The news of the attacks came to me via phone, the day after the birthday party for my mother. I was alone at our lake house asleep at 8:50 AM, and was annoyingly awakened by a phone call which I ignored through three sets of incessant ringings. Finally, I got up and stumbled to the phone, hearing my husband on the other end telling me of the attack on the United States. It is hard to get my brain in order when just awakening, but I turned on the TV and saw the second plane tear through the World Trade Center. I don't think I left the TV for the next two days, and although I was there a week, sat in stunned disbelief staring at the TV, never going out on the boat until the last day. The horrible reality took a strange form. It seemed like watching a long winding row of dominos tumble. One thing led to another. I kept thinking of my dad, who was a Waynedale fireman, and that all the firemen who belonged to the Waynedale Fire Dept. were standing in heaven with all the other fallen firefighters welcoming their heroic comrades into heaven. I watched, as the rest of you did, as the rescue crews unceasingly worked in vain to find victims and as the days went by, realizing that the news was increasingly dim for any survivors.
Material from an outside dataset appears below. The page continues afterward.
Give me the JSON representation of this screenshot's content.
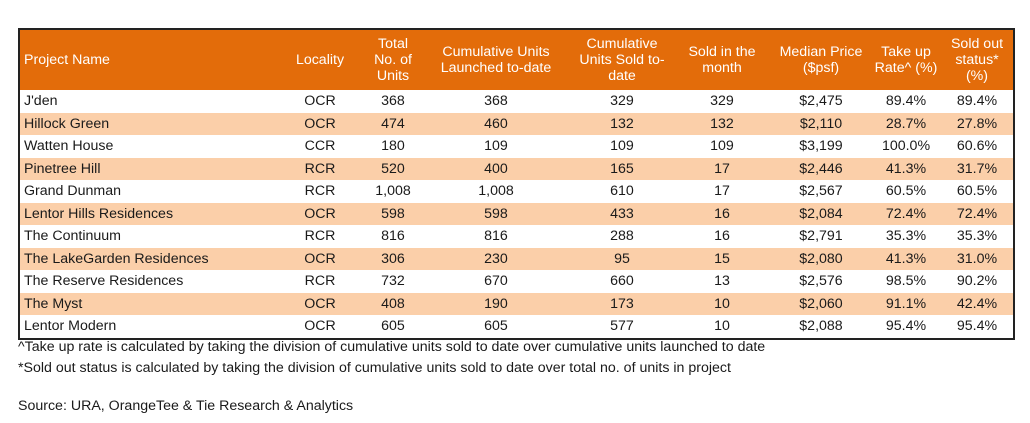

I felt the same surge of patriotism that mushroomed throughout this country.

Everywhere I looked, American flags quickly emerged: on cars, on trucks, on houses, on storefronts, in windows, on motorcycles, in children's hands, and on shopping carts. We became a united America in a way that I have never seen in my lifetime. We have always been fragmented in this way or that. But as the horror of the godless infidels' act became a reality in stunned minds, we were as one. The one thing I want to emphasize in my column today, is that these evil criminals are not of God. They are cowards of the most sinister kind. They hide behind the cloak of God, but they know only satanic acts. Perhaps this is to be a holy war, but the holiness does not lie with the infidels. It lies with all the good people who fly the American flag, pray to one God, give to all the relief agencies, and ban together as one. It lies with all the Americans who now aspouse no political party, who sing with one voice, who exhibit the kindness and the heroism the likes of which I have never seen. I am grateful for those who readily came to America's side as allies. Some we expected and some were doubtful. This heinous crime touched even the remotest of hearts. All except the evil, foul, villainous, hate-filled, monsters who defiled humankind. For this, there is an answer, and it will come. It will come from our God who has been spat upon, and whose name has been taken in vain. We sang the Battle Hymn of the Republic at my dad's funeral. Yes, that is the appropriate hymn that we now sing. I will never forget the funeral procession going by the Waynedale firehouse and the black wreath placed in Dad's honor there. A black wreath hangs on my door as grief for all the fallen firefighters, police officers, health care workers, and ordinary citizens who join in this extraordinary, exemplary effort to sort through every piece of wreckage, who comfort the grieving, who offer every assistance that they can give. At the time of this writing, I know of not one person who has passed up the opportunity to give in whatever way they can. For as united people, we give of our time, our money, our prayers, and our assistance to our loved ones. We need not have known them. We look around us, and we are them.